Case ID: tc_10/html/0807-01.html
Source: Caselaw Access Project
Author: {"author": "Van Fossan, Judge'.\n    ", "license": "Public Domain", "url": "https://static.case.law/"}
Date Created: 2024-08-24T03:29:51.129683

Warren Leslie, Jr., Petitioner, v. Commissioner of Internal Revenue, Respondent.
    Docket No. 13853.
    Promulgated May 12, 1948.
    
      Louis D. Blum, C. P. A., for the petitioner.
    
      J. Richard Biggies, Jr., Esq., for the respondent.
   OPINION.

Van Fossan, Judge'.

The question here presented is whether the sum of $3,600 paid by petitioner to his former wife, pursuant to a separation agreement entered into in contemplation of divorce, which agreement was ratified, approved, and adopted by the state court as part of its decree in the subsequent divorce action, and which agreement provides for the “personal support and maintenance [of the wife] and for the support and maintenance of the said children,” is deductible in full, as contended by petitioner, or only in part, as contended by respondent, under the provisions of section 22 (k) of the Internal Revenue Code.
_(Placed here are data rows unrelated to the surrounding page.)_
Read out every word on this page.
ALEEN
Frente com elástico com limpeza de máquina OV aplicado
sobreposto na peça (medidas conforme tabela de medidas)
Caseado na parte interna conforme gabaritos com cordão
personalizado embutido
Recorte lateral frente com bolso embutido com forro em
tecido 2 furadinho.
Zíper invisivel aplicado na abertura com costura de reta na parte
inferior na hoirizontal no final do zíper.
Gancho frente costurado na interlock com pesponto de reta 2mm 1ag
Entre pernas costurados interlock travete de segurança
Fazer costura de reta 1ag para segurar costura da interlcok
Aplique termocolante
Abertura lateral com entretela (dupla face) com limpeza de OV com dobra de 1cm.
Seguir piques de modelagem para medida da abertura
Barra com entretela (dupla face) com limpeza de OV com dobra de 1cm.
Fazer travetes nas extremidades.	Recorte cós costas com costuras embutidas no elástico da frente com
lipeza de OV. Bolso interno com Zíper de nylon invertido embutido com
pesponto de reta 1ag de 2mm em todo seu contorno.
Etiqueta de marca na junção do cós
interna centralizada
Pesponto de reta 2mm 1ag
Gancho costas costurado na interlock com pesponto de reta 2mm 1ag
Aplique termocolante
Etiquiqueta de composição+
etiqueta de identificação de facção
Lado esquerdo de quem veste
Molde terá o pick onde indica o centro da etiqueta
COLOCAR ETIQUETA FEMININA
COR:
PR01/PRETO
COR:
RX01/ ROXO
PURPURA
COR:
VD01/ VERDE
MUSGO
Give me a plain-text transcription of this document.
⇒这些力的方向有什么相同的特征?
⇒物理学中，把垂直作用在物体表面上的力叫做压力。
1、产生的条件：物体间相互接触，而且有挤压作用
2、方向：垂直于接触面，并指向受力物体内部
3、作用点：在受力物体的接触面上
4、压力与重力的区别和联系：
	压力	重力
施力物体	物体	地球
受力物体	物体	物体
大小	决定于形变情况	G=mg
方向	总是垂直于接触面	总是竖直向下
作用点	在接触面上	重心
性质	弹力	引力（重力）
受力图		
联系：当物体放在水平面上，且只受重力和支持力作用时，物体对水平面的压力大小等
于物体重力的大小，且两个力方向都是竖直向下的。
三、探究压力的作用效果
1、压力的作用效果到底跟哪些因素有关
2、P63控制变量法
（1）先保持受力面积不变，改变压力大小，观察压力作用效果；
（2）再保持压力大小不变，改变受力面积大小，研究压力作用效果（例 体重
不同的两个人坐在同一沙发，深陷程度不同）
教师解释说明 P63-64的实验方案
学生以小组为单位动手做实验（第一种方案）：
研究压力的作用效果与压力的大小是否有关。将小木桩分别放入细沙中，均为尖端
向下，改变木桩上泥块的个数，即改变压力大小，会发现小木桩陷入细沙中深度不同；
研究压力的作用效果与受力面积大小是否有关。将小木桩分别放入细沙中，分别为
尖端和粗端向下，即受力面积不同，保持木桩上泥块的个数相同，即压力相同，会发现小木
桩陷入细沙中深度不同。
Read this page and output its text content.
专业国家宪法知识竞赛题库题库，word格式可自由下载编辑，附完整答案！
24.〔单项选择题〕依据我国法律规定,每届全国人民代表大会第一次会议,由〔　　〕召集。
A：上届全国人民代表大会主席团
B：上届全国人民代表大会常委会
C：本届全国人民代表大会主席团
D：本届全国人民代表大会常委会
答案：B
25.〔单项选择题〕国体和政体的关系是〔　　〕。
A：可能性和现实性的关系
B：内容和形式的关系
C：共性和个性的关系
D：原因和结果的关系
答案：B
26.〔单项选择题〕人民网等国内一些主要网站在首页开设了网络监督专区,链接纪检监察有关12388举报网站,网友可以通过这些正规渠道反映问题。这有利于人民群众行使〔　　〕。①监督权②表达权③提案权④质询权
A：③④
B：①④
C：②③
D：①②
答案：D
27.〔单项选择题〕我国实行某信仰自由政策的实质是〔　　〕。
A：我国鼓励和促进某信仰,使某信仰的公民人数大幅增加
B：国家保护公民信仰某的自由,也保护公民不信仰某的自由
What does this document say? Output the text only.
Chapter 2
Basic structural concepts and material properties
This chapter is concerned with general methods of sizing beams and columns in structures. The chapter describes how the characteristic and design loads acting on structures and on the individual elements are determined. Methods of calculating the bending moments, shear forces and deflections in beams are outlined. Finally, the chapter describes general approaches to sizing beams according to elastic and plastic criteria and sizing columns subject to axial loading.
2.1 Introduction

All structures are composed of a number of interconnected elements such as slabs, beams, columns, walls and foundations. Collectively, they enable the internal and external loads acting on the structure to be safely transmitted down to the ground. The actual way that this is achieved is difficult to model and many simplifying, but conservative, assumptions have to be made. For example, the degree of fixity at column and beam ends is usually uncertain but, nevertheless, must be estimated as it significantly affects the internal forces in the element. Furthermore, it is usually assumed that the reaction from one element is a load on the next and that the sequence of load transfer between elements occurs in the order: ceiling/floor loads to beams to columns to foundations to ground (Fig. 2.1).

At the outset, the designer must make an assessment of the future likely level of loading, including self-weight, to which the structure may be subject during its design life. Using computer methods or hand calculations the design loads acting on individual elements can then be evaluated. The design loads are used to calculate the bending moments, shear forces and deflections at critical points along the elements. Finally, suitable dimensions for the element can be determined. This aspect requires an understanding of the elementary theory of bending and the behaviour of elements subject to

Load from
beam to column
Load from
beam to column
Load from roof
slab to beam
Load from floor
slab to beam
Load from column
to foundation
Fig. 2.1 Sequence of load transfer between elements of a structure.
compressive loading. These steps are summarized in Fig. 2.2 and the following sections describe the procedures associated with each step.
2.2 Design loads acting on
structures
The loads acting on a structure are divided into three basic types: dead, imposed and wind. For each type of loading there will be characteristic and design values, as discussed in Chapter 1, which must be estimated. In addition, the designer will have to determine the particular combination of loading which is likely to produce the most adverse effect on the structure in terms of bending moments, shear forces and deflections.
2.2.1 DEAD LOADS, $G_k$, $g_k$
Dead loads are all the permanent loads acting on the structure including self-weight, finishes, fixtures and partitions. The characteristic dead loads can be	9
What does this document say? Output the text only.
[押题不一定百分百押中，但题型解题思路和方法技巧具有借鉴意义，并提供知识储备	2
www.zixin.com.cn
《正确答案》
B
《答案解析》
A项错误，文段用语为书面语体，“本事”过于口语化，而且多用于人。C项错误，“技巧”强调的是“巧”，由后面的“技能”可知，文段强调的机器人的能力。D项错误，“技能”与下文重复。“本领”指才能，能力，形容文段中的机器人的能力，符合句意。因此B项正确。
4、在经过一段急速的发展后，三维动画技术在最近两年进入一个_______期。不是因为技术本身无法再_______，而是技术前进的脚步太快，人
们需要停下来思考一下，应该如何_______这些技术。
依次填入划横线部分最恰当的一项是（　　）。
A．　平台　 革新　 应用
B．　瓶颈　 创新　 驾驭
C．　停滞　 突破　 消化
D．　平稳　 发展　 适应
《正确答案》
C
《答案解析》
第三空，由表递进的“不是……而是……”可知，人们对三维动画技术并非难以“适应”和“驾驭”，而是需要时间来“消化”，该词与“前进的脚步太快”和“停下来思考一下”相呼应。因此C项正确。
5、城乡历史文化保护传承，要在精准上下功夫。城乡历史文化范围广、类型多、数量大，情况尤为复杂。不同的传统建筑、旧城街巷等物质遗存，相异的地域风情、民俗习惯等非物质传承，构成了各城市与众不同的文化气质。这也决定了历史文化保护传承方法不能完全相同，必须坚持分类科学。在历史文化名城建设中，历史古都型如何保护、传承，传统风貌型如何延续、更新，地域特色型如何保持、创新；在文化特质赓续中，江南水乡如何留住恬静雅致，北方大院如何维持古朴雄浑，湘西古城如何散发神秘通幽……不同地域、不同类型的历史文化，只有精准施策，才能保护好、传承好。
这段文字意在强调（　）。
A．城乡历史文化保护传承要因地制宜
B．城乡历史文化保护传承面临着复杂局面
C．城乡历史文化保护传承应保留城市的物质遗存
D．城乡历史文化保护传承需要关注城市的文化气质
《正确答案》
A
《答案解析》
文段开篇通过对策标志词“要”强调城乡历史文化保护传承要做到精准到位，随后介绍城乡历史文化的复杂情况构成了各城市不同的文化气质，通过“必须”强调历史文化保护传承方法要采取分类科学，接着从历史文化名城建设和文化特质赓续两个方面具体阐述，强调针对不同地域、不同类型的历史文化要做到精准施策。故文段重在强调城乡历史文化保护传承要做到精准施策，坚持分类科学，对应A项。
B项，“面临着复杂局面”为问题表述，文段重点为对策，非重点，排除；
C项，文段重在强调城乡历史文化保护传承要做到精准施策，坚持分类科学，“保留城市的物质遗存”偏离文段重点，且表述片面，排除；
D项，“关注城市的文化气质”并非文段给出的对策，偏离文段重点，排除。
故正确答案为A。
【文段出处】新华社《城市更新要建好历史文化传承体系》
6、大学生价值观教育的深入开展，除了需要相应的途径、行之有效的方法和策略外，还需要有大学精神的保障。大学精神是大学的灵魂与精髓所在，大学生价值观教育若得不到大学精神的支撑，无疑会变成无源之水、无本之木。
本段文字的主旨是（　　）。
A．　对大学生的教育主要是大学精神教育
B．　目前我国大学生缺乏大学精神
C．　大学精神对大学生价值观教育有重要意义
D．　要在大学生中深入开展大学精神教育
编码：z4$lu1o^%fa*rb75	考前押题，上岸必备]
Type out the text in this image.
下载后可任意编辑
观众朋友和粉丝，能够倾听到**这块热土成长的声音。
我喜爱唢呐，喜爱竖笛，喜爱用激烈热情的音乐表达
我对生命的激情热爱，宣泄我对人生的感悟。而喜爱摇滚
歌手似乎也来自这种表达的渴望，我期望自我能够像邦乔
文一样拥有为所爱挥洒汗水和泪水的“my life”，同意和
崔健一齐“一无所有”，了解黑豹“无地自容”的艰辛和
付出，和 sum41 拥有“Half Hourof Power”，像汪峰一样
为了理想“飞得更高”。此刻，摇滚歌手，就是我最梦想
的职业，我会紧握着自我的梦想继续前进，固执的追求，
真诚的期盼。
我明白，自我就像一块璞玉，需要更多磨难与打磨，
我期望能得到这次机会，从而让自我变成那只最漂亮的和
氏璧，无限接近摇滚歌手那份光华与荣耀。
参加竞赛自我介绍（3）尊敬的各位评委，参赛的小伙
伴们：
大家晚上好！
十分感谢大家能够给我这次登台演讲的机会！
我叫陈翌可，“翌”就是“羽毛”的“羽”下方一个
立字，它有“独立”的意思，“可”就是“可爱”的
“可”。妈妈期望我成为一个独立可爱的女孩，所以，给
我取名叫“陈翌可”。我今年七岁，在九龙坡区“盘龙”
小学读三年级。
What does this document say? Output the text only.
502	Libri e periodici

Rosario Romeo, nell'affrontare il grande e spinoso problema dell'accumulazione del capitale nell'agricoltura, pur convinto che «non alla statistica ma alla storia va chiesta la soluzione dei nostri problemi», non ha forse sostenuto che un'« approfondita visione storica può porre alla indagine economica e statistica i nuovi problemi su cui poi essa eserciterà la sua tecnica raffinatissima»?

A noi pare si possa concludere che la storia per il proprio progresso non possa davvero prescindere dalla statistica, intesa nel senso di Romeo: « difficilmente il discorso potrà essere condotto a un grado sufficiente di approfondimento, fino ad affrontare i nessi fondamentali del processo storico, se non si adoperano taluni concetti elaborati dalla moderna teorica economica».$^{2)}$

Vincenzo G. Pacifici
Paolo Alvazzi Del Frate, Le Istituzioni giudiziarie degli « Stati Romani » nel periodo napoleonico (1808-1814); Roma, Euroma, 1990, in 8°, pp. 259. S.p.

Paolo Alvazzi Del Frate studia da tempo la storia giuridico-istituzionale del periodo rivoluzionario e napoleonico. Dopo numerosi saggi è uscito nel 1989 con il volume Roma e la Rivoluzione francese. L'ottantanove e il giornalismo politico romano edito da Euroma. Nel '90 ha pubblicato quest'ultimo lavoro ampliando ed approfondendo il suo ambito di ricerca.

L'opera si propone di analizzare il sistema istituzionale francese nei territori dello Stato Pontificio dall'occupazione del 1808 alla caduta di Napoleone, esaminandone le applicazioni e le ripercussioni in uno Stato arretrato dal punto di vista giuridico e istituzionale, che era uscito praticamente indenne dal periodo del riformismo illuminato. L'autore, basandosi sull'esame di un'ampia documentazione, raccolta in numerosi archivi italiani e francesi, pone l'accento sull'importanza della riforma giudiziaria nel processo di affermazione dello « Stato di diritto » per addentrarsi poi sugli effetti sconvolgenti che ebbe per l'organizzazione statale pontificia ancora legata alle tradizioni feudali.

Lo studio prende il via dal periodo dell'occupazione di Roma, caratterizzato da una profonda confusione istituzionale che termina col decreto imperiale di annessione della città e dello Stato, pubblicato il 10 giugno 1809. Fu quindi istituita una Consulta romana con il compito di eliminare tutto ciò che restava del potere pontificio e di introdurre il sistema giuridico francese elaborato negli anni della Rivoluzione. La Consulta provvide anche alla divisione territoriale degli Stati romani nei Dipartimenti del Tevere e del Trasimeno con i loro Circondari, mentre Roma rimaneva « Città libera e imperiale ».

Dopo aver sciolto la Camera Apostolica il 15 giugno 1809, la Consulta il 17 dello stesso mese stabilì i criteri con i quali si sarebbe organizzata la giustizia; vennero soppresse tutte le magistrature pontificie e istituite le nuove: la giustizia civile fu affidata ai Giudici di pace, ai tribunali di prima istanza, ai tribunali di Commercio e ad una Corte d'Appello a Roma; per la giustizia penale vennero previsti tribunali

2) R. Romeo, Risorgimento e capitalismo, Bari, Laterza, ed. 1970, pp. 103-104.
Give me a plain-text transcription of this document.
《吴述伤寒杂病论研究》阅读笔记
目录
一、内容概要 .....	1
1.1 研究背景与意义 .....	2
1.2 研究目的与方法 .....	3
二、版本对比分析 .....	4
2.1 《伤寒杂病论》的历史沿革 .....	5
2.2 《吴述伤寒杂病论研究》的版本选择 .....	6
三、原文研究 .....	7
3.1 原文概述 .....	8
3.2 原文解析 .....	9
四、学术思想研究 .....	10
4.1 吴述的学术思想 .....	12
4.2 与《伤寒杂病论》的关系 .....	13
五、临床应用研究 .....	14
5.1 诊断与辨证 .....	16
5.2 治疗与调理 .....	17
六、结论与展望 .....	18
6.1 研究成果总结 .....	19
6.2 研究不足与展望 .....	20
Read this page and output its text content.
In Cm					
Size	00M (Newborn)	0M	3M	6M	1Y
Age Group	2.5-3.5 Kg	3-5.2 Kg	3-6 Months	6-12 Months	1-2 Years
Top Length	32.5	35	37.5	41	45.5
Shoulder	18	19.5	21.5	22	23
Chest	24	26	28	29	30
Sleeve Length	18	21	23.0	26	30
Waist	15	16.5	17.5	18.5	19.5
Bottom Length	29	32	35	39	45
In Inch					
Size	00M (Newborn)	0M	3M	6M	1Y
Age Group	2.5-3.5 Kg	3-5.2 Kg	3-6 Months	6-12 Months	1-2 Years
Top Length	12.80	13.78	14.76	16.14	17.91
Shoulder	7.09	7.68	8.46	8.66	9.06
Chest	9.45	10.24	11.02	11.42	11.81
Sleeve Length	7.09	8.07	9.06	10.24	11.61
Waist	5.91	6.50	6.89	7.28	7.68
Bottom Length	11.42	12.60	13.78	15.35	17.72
It has been held in previously decided cases that an “adequate consideration of the problem here presented requires a construction of the agreement as a whole, and the reading of each paragraph in the light of all the other paragraphs thereof.” Robert W. Budd, 7 T. C. 413. On the facts of that case, we held that the amount for the support of the children was identifiable and the entire payment was taxable to the husband. In Dora H. Moitoret, 7 T. C. 640, we held that the amount or portion for the support of the children was not identifiable or separable, and that, since the decree or written instrument did not fix the amount payable by the husband for the support and care of the minor children, the entire payment was includible in the taxable income of the wife. Thus it is that each case depends upon its own facts and specifically on the terms and provisions of the decree or written instrument.

On careful study of the statute and the entire agreement, placing the several provisions of the agreement in appropriate juxtaposition, and considering the fact that the payment here involved was the minimum provided, thereby invoking in part the last quoted sentence of article seventh, we conclude, as did the Court of Appeals in Budd v. Commissioner, - Fed. (2d) -, in affirming our decision on very similar facts, that $2,400 out of the payment to the wife was “earmarked” for the support of the children. It follows that the Commissioner must be sustained. Secs. 22 (k) and 23 (u), I. R. C.

Decision will he entered for the respondent.